Paige nodded once. “The boy who killed him never saw the inside of a jail cell. His father was some rich, fancy lawyer who got him off without a trial. He convinced everyone who was there that night, even a couple of my brother’s friends, to say Trace had started the fight and thrown the first punch. My poor dead brother couldn’t defend himself, so they made him out to look like some kind of hot-headed delinquent.”

Logan couldn’t decide what was worse: Paige Zukowski publicly condemning him to everyone in the group or his waiting for her to publicly condemn him. Yet, with each word she spoke, his name didn’t cross her lips, and he decided the anticipation would take him long before the revelation would.

Why wasn’t she pointing at him already and telling everyone he was the murderer?

“After that, my entire family fell apart. My father started drinking, more and more each night until he became a mean drunk. He lost his job within a couple months of Trace’s death. My mom disappeared into some dark place inside herself.”

She paused with a ragged shudder. For a brief moment, Logan thought she was going to start crying. He panicked. He wouldn’t be able to handle seeing her cry.

But then she fisted her hands and gritted her teeth before she snarled, “She killed herself. Two years after Trace died, she put a gun in her mouth and pulled the trigger.”

Say what?

Logan jolted, ready for her to laugh and say Gotcha, but the dull agony in her eyes, the icy whiteness of her skin let him know this was no joke.

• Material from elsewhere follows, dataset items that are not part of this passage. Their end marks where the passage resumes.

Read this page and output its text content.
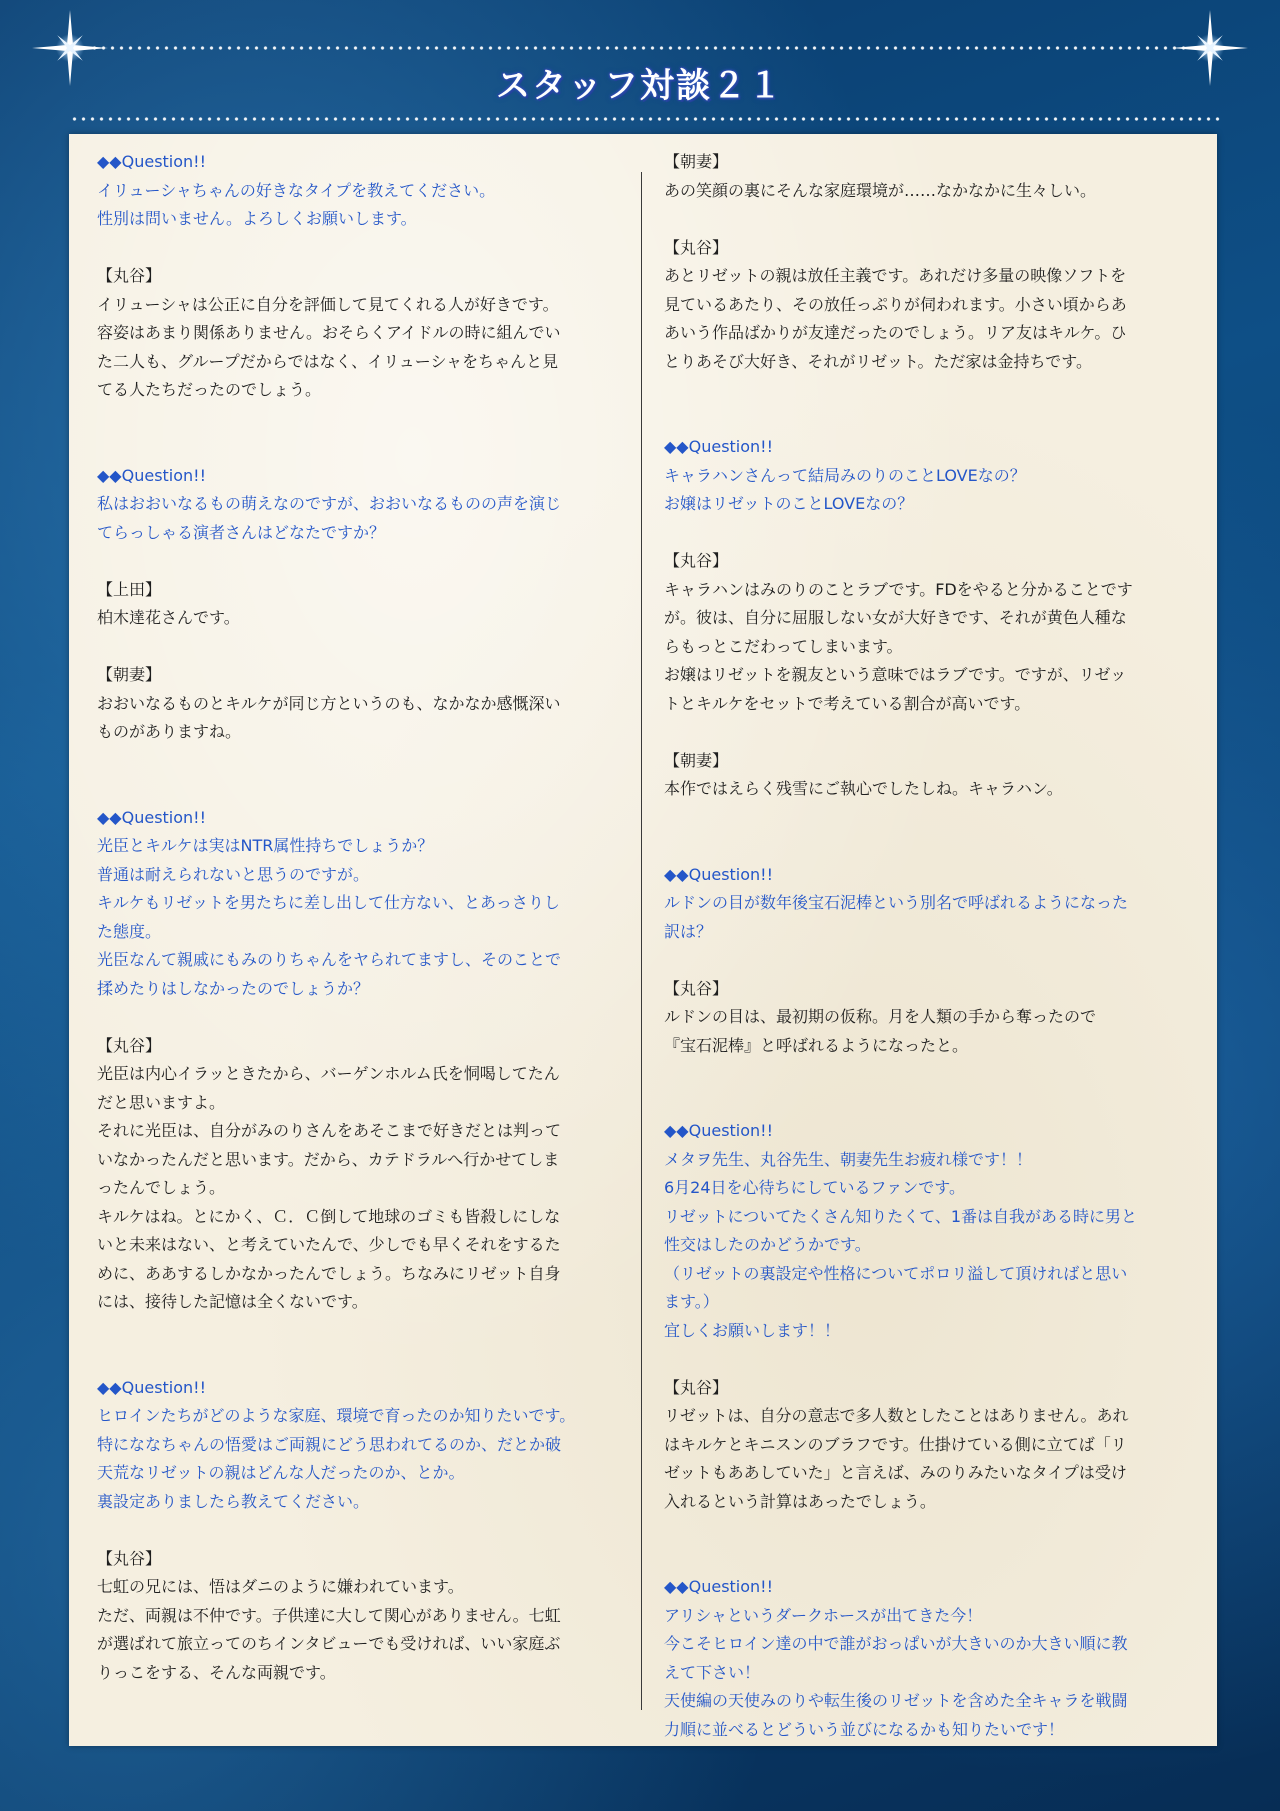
スタッフ対談２１

◆◆Question!!
イリューシャちゃんの好きなタイプを教えてください。
性別は問いません。よろしくお願いします。

【丸谷】
イリューシャは公正に自分を評価して見てくれる人が好きです。
容姿はあまり関係ありません。おそらくアイドルの時に組んでい
た二人も、グループだからではなく、イリューシャをちゃんと見
てる人たちだったのでしょう。

◆◆Question!!
私はおおいなるもの萌えなのですが、おおいなるものの声を演じ
てらっしゃる演者さんはどなたですか？

【上田】
柏木達花さんです。

【朝妻】
おおいなるものとキルケが同じ方というのも、なかなか感慨深い
ものがありますね。

◆◆Question!!
光臣とキルケは実はNTR属性持ちでしょうか？
普通は耐えられないと思うのですが。
キルケもリゼットを男たちに差し出して仕方ない、とあっさりし
た態度。
光臣なんて親戚にもみのりちゃんをヤられてますし、そのことで
揉めたりはしなかったのでしょうか？

【丸谷】
光臣は内心イラッときたから、バーゲンホルム氏を恫喝してたん
だと思いますよ。
それに光臣は、自分がみのりさんをあそこまで好きだとは判って
いなかったんだと思います。だから、カテドラルへ行かせてしま
ったんでしょう。
キルケはね。とにかく、Ｃ．Ｃ倒して地球のゴミも皆殺しにしな
いと未来はない、と考えていたんで、少しでも早くそれをするた
めに、ああするしかなかったんでしょう。ちなみにリゼット自身
には、接待した記憶は全くないです。

◆◆Question!!
ヒロインたちがどのような家庭、環境で育ったのか知りたいです。
特にななちゃんの悟愛はご両親にどう思われてるのか、だとか破
天荒なリゼットの親はどんな人だったのか、とか。
裏設定ありましたら教えてください。

【丸谷】
七虹の兄には、悟はダニのように嫌われています。
ただ、両親は不仲です。子供達に大して関心がありません。七虹
が選ばれて旅立ってのちインタビューでも受ければ、いい家庭ぶ
りっこをする、そんな両親です。

【朝妻】
あの笑顔の裏にそんな家庭環境が……なかなかに生々しい。

【丸谷】
あとリゼットの親は放任主義です。あれだけ多量の映像ソフトを
見ているあたり、その放任っぷりが伺われます。小さい頃からあ
あいう作品ばかりが友達だったのでしょう。リア友はキルケ。ひ
とりあそび大好き、それがリゼット。ただ家は金持ちです。

◆◆Question!!
キャラハンさんって結局みのりのことLOVEなの？
お嬢はリゼットのことLOVEなの？

【丸谷】
キャラハンはみのりのことラブです。FDをやると分かることです
が。彼は、自分に屈服しない女が大好きです、それが黄色人種な
らもっとこだわってしまいます。
お嬢はリゼットを親友という意味ではラブです。ですが、リゼッ
トとキルケをセットで考えている割合が高いです。

【朝妻】
本作ではえらく残雪にご執心でしたしね。キャラハン。

◆◆Question!!
ルドンの目が数年後宝石泥棒という別名で呼ばれるようになった
訳は？

【丸谷】
ルドンの目は、最初期の仮称。月を人類の手から奪ったので
『宝石泥棒』と呼ばれるようになったと。

◆◆Question!!
メタヲ先生、丸谷先生、朝妻先生お疲れ様です！！
6月24日を心待ちにしているファンです。
リゼットについてたくさん知りたくて、1番は自我がある時に男と
性交はしたのかどうかです。
（リゼットの裏設定や性格についてポロリ溢して頂ければと思い
ます。）
宜しくお願いします！！

【丸谷】
リゼットは、自分の意志で多人数としたことはありません。あれ
はキルケとキニスンのブラフです。仕掛けている側に立てば「リ
ゼットもああしていた」と言えば、みのりみたいなタイプは受け
入れるという計算はあったでしょう。

◆◆Question!!
アリシャというダークホースが出てきた今！
今こそヒロイン達の中で誰がおっぱいが大きいのか大きい順に教
えて下さい！
天使編の天使みのりや転生後のリゼットを含めた全キャラを戦闘
力順に並べるとどういう並びになるかも知りたいです！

He’d had no idea her mother had committed suicide.

Forget merely puking, he felt as if every particle of his being was going to explode.

But to learn he had not just one death on his conscience now, but two, was more than he could take. And there was no way he could deny culpability for the death of Trace’s mother. No way would she have killed herself if he hadn’t taken her son away first and destroyed her family.

Paige sat stone still across the circle from him, staring a hole into the back wall. He couldn’t imagine what she was going through. Losing two people so terribly in the space of three years was simply unbelievable.

Beside her, Kevin reached out to take her hand in a sympathetic squeeze. Logan stared hard at their connection, hoping she found some measure of comfort from the contact. But Paige politely slipped her fingers out from under Kevin’s and folded them in her lap.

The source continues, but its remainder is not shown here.